Migrating microservices to a cloud environment poses challenges for maintaining security. Though Zero-Trust architecture provides guidelines on protecting the services, protecting the applications is still a major concern for companies. Research has shown that service meshes, such as Istio or Linkerd, can facilitate protection for services in a Kubernetes environment. This study aims to understand how service meshes can enable Zero-Trust approaches to service-to-service communication. Investigating how Zero-Trust protection aligns with service mesh capabilities, how it can affect service communication performance, and how Istio and Linkerd compare to each other in terms of security and performance. This research used experiments as the key part of the process to fulfill its objectives.
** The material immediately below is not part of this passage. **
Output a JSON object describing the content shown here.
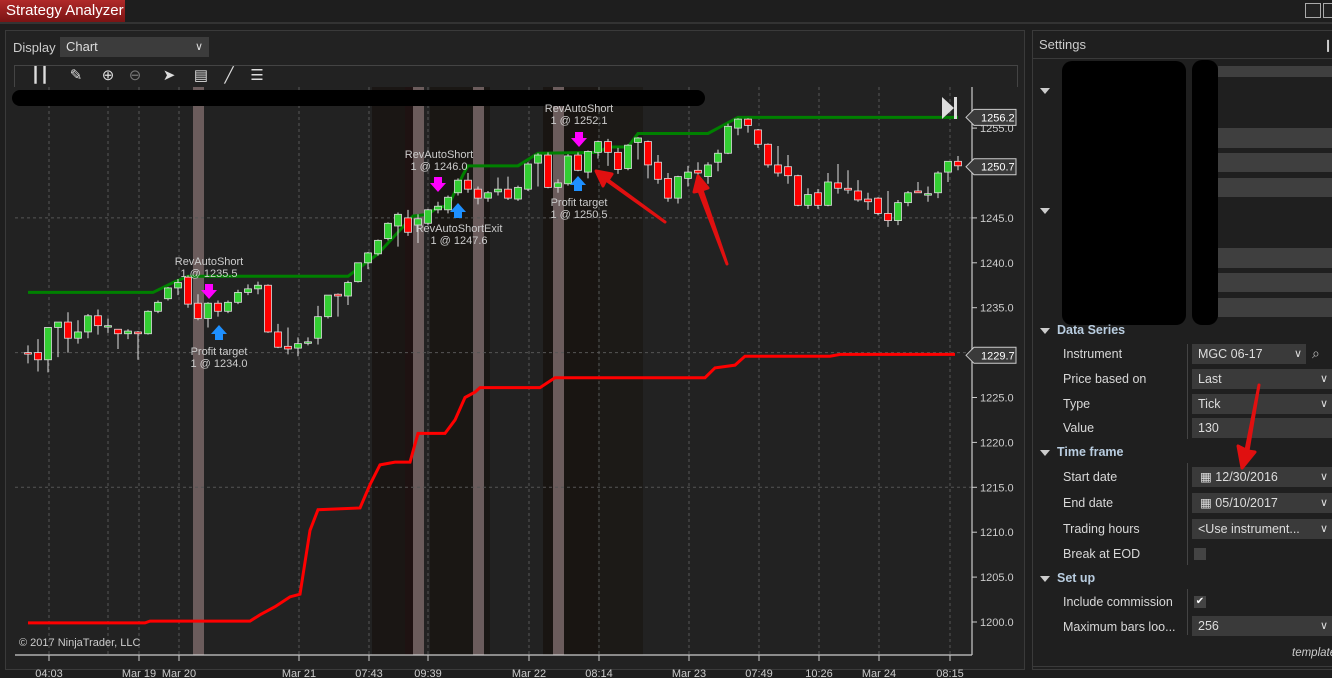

A proof-of-concept architecture was implemented to facilitate experiments, while the experiments were divided into two categories (security and performance) and the results were used to compare Istio to Linkerd. Analysis of the experiments has shown that Linkerd is faster than Istio while providing similar levels of protection. The results indicate that different security configurations for service meshes decrease ser- vice communication performance and how these configurations align with Zero-Trust guide- lines. Based on this information, companies seeking to enforce Zero-Trust protection to services in the cloud must consider the compromises required between performance and security.